In a moment of pure media frenzy like this, in the hours before the Perry meltdown clip is repeated more times on cable news than footage of a cat playing a keyboard, we can forget that there’s a whole presidential campaign out there. Twenty-four hours ago, the press was distracted by the tribulations and incoherence of another man who won’t be president: Herman Cain. His problems ended (temporarily, pending the next accuser’s press conference) only 15 minutes into the CNBC debate. Maria Bartiromo tried to ask Cain about his unending sexual harassment scandal. The crowd of Republicans, diehards who’d had to work for their seats, booed her for her audacity.

“You know that shareholders are reluctant to hire a CEO where there are character issues,” said Bartiromo. “Why should the American people hire a president if they feel there are character issues?”

“The American people deserve better than someone being tried in the court of public opinion based on unfounded accusations,” said Cain.

He was drowned out by applause.
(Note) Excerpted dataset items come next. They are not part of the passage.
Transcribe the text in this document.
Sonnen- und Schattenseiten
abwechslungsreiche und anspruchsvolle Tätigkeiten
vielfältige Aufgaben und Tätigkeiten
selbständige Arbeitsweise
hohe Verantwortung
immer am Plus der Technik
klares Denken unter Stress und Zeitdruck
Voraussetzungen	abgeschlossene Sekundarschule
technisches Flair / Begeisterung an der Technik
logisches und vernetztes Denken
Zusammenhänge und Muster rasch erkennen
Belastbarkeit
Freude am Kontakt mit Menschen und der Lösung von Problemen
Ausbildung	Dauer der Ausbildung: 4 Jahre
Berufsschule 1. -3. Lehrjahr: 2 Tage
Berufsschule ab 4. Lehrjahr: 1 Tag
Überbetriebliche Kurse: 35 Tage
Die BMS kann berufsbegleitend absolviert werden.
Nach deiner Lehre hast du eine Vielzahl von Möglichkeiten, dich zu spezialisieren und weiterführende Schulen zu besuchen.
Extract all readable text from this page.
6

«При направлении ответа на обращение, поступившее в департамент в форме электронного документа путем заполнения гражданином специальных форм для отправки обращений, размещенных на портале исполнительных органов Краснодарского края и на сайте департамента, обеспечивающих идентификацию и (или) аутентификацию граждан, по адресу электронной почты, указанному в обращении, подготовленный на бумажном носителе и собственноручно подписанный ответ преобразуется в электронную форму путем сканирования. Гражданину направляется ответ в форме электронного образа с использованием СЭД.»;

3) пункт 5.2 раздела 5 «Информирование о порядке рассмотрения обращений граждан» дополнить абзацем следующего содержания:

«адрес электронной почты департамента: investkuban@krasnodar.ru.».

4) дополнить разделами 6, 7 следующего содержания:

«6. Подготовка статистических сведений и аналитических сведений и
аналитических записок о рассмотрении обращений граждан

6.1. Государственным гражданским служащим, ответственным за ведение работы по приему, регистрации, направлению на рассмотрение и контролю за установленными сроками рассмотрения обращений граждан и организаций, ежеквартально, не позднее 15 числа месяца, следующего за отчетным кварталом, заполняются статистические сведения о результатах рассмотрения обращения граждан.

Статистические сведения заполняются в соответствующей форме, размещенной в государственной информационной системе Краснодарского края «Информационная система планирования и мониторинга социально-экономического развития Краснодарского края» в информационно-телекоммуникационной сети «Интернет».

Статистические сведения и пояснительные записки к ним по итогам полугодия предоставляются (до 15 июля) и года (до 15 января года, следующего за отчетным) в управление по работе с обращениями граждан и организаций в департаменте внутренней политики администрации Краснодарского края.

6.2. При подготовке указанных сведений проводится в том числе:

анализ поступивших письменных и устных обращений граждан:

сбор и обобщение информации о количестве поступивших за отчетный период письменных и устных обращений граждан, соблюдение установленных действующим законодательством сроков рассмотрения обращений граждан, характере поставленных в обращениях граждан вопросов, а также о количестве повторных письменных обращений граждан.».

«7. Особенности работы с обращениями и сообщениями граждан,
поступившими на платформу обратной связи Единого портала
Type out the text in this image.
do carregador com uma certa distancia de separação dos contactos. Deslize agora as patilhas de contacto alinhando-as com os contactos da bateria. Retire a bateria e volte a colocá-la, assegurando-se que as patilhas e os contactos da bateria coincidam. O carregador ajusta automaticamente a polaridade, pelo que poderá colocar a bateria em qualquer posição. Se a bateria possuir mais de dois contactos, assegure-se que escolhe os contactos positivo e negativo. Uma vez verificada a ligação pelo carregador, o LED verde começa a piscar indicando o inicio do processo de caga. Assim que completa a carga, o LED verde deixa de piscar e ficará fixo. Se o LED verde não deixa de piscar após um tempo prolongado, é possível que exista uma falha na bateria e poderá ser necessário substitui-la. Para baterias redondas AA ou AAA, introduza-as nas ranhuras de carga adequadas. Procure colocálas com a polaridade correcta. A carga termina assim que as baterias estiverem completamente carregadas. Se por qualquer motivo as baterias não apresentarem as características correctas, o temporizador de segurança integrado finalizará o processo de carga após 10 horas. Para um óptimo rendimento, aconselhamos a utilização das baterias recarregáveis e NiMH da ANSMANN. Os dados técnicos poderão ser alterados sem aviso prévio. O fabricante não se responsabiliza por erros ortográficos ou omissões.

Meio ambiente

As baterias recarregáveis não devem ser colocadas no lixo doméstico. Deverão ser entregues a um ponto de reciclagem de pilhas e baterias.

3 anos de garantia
It didn’t even matter that Cain had conflated “unfounded accusations” with the facts of his case—a $35,000 harassment settlement, a $45,000 harassment settlement, two accusers who’ve allowed the media to report their names.

Meanwhile, wasn’t there supposed to be some sort of economic debate going on? There sure was. With one exception, those exchanges were even less insightful than the tabloid answers.

They were at least fair. No candidate was singled out for a grilling on economics. Everyone got the same sorts of specific questions and answered with the same formula:

1) The problem was caused by someone else.
2) It can be fixed.
3) Oh, did you want me to say how?

Cain, the evening’s big escapee, was also its master of meaningless answers. He dodged a question on whether the United States should bail out Italy until he was finally pushed toward a “no” answer. “There’s not a lot that the United States can directly do for Italy right now,” he said, “because they have—they’re really way beyond the point of return that we—we as the United States can save them.” He would expand on that philosophy: “You don’t start solving a problem right in the middle of it.”

This was Cain being Cain, but it was a popular sort of answer. Newt Gingrich, who has re-won his reputation as the candidate of ideas by speaking clearly and saying nonsensical things (like “firing” Ben Bernanke, who has his job until his term is up), rejected the premise of most questions. He preferred to build a little diorama in which conservative ideas would have been tried first, and obviously worked. Tax cuts work because there were “lower taxes” during his speakership. (Taxes were actually higher then than they are now.) There is no war between the 1 percent and 99 percent, because, once upon a time “Bill Gates drops out of college to found Microsoft.” (Gates was the prep-schooled son of wealthy parents.) Gingrich’s points didn’t actually hold up, but he enunciated them, and he stayed close to laissez faire doctrine. He survived.

Romney survived for the same reason. As he’s done in the last few debates, he positioned himself just far enough from the rest of the field to avoid adopting some heartless policy for the general election. He would save Medicare, because it’s a program “for the poor.” He wouldn’t flatten taxes, because the middle class has been “hurt the most.” Lots there for conservatives to dislike, but Romney cut the damage by endorsing their views of why America was in decline. The solution to the crisis was doing “the opposite” of Barack Obama.

“The reason we have the housing crises we have is that the federal government played too heavy a role in our markets,” he said. “The federal government came in with Fannie Mae and Freddie Mac, and Barney Frank and Chris Dodd told banks they had to give loans to people who couldn’t afford to pay them back.”

That was his pocket history of the financial crisis—caused by liberals, maybe sort of fixable. But he didn’t slip up when he said it. As the anti-Romney faction of the party buries another would-be-hero, that’s how the Massachusetts heretic survives.